The scary part isn't the AI making a mistake — it's the AI making a subtle mistake that looks correct. Defense in depth, not trust.
I had the same trust wobble watching agents touch prod, the scary part isnt the first deploy, its the sleepy update when nobody rereads the scope. Some teams keep a Notion runbook, some wire a plain audit trail page, I built PrivacyForge because the user-facing policy and permission story drifts right when new MCP actions or vendors get added. I'd put the forbidden actions and rollback promise in the same place users see the deploy button, tbh.
The "money vs everything else" line is clean, but I think the sharper axis is reversible vs irreversible. Billing is irreversible — but so is removing a custom domain (DNS propagation) or wiping project files, and both already sit inside what the agent can do. On my own small backend, the only actions that ever truly worried me were the ones I couldn't undo in 30 seconds, money attached or not. Your "the write tools simply don't exist" instinct is the real win though — a capability you never grant beats a forbid-rule you have to enforce every time. So maybe it's less about what to forbid and more about what's cheaply reversible. Where's your reversible line?

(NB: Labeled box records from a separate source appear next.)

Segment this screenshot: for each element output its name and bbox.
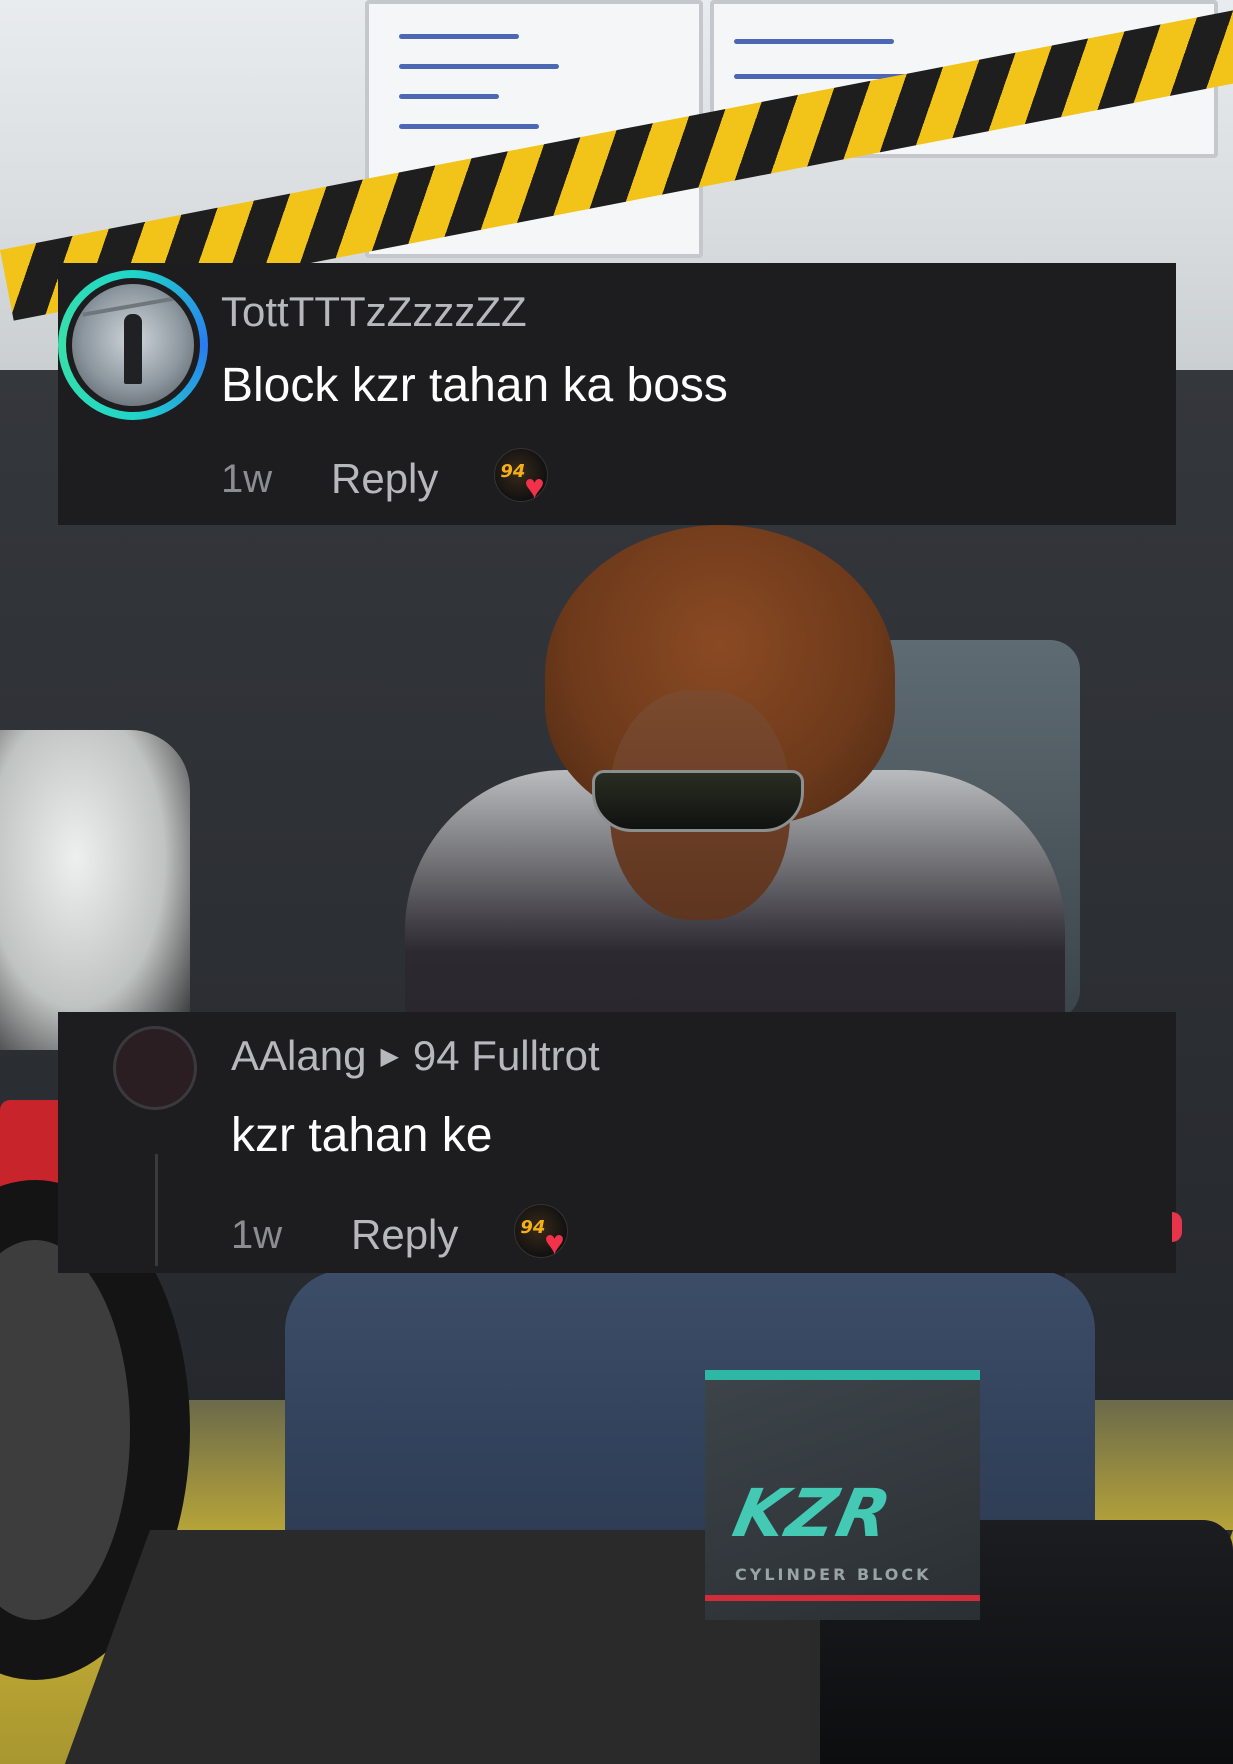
product-box-brand: KZR — [726, 1475, 900, 1552]
reply-comment-card: AAlang ▶ 94 Fulltrot kzr tahan ke 1w Rep… — [58, 1012, 1176, 1273]
comment-username[interactable]: AAlang — [231, 1032, 366, 1080]
board-writing — [399, 34, 519, 39]
reply-header: AAlang ▶ 94 Fulltrot — [231, 1032, 600, 1080]
creator-avatar-label: 94 — [500, 461, 526, 482]
creator-avatar-label: 94 — [520, 1217, 546, 1238]
board-writing — [734, 39, 894, 44]
heart-icon: ♥ — [544, 1224, 565, 1262]
user-avatar[interactable] — [113, 1026, 197, 1110]
comment-card: TottTTTzZzzzZZ Block kzr tahan ka boss 1… — [58, 263, 1176, 525]
avatar-inner — [66, 278, 200, 412]
user-avatar[interactable] — [58, 270, 208, 420]
comment-username[interactable]: TottTTTzZzzzZZ — [221, 288, 527, 336]
creator-liked-badge: 94 ♥ — [494, 448, 556, 510]
comment-time: 1w — [221, 456, 273, 501]
comment-meta: 1w Reply 94 ♥ — [221, 448, 556, 510]
product-box: KZR CYLINDER BLOCK — [705, 1370, 980, 1620]
comment-meta: 1w Reply 94 ♥ — [231, 1204, 576, 1266]
reply-to-username[interactable]: 94 Fulltrot — [413, 1032, 600, 1080]
board-writing — [399, 94, 499, 99]
comment-text: Block kzr tahan ka boss — [221, 359, 728, 412]
creator-liked-badge: 94 ♥ — [514, 1204, 576, 1266]
comment-time: 1w — [231, 1212, 283, 1257]
triangle-right-icon: ▶ — [380, 1042, 399, 1070]
board-writing — [399, 124, 539, 129]
avatar-photo — [72, 284, 194, 406]
motorcycle-fairing — [0, 730, 190, 1050]
reply-button[interactable]: Reply — [331, 455, 438, 503]
board-writing — [399, 64, 559, 69]
heart-icon: ♥ — [524, 468, 545, 506]
product-box-stripe — [705, 1595, 980, 1601]
reply-button[interactable]: Reply — [351, 1211, 458, 1259]
sunglasses — [592, 770, 804, 832]
thread-line — [155, 1154, 158, 1266]
avatar-photo-person — [124, 314, 142, 384]
comment-text: kzr tahan ke — [231, 1109, 493, 1162]
product-box-subtitle: CYLINDER BLOCK — [735, 1565, 932, 1584]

The “first deploy is the demo, the 12th update is the real trust test” point is really strong.
I think I’d be comfortable with an agent deploying only if three things are true:
For me the scary part is not “can it deploy?” but “can I understand what changed fast enough when something breaks?”
So maybe the boundary is less about deploy vs no deploy, and more about reversible vs irreversible actions.
The strongest point here is that first deploys are the demo, but updates are the habit.
A lot of AI deployment products will probably over-position around “ship from chat,” but the real trust problem is what happens on the 12th update, when the user is moving fast and the agent has enough power to create damage.
So I think the sharper frame is less “Claude can deploy to production” and more “Claude can keep updating production safely inside strict boundaries.”
That also makes the forbidden list more important than the feature list.
For me, money, account ownership, customer data, and destructive infra actions stay human-only. Deploy/update can be agentic if the rollback, audit log, permission boundary, and scan layer are obvious enough that the user does not have to trust the agent blindly.